# Finding the zeroes of a function

• Apr 19th 2009, 04:27 AM
gusztav
Finding the zeroes of a function
Hi,

I'd really appreciate some pointers on how to find the zeroes of the function $f(x)=\frac{x^2}{2}+\log(x)$,
that is, $x \in <0,+\infty>$ for which $\frac{x^2}{2}+\log(x)=0$.

I tried something along the lines of

$\frac{x^2}{2}+\log(x)=0$

$x^2+2\log(x)=0$

$x^2+\log(x^2)=0$

$\log(e^{x^2})+\log(x^2)=0$

$\log(e^{x^2} \cdot x^2)=0$

$e^{x^2} \cdot x^2=1$

but don't really know how to proceed from that.

Many thanks!
• Apr 19th 2009, 04:56 AM
stapel
I don't think the equation can be solved algebraically. I think you have to use numerical methods to find approximate zeroes.
• Apr 19th 2009, 05:07 AM
Moo
Hello,

It is not possible to find the exact value for which it is 0.
Generally, equations involving both polynomials and logarithms are hard to handle.

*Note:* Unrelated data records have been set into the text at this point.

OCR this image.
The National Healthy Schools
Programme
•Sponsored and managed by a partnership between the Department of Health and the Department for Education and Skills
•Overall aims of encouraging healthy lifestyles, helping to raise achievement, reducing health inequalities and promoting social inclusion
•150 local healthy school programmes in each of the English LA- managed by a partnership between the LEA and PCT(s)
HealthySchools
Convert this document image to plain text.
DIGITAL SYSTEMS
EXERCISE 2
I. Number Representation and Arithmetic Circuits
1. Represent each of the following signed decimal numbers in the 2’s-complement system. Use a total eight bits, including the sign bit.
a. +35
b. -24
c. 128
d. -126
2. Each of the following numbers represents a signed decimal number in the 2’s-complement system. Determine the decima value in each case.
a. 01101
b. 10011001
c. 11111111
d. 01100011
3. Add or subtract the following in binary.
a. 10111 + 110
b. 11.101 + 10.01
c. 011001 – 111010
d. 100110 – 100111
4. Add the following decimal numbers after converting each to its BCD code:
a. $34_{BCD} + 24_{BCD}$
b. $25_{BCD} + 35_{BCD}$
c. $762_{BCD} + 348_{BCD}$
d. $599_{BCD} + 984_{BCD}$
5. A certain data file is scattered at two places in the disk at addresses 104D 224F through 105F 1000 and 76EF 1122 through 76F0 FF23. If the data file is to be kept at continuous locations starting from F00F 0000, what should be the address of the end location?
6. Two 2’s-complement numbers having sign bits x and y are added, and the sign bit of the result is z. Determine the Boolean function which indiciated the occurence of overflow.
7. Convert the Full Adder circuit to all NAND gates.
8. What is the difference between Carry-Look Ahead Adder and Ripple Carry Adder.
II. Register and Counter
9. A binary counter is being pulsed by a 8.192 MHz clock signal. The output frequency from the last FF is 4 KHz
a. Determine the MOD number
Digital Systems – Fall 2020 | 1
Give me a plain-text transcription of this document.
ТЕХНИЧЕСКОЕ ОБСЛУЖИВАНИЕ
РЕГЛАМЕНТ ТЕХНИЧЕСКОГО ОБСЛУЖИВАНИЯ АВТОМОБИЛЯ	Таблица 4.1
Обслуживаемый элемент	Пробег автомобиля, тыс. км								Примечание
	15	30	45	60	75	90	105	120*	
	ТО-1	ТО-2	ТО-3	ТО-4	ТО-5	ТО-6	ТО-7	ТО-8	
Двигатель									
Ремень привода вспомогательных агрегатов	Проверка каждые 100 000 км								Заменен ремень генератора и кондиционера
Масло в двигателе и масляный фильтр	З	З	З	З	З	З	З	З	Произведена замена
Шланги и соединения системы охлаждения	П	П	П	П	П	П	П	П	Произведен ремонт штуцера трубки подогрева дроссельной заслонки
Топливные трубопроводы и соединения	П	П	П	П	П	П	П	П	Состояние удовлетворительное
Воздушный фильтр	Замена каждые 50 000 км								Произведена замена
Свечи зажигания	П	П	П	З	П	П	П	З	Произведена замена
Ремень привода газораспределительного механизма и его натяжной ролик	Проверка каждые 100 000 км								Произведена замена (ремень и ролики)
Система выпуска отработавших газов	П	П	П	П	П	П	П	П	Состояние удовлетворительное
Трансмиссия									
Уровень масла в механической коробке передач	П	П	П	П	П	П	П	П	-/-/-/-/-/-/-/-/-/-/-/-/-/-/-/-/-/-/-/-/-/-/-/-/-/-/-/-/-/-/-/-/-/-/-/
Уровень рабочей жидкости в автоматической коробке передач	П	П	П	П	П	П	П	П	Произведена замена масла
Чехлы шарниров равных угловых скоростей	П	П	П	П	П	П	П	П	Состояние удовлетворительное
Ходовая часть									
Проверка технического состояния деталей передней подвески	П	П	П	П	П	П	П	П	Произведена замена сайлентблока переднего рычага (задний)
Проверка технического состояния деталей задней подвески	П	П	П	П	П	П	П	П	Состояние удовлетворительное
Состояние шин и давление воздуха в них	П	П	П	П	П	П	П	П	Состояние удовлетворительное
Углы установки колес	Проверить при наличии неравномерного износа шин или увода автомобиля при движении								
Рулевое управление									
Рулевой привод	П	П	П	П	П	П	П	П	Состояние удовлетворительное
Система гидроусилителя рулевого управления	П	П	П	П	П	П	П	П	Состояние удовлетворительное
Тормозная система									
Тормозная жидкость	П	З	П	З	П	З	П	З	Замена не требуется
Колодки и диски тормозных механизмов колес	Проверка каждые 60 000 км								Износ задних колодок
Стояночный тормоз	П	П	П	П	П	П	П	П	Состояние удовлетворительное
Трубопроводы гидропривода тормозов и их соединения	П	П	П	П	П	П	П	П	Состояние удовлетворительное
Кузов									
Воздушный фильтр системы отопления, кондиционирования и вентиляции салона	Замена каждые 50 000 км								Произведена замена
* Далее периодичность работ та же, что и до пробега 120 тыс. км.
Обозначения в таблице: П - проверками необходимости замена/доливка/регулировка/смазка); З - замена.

You can use approximation methods (euler, bisection...) or find the derivative and study the function to get a general idea.

f is defined over (0,infinity)
$f'(x)=x+\frac 1x$
so $f'(x)>0$
this function is strictly increasing.
Limit to 0 is -infinity, f(1)=1/2
so there is a unique value a for which f(a)=0 and a is in (0,1)

but if you can find c and d such that f(c)<0 and f(d)>0, then for sure, a is between c and d.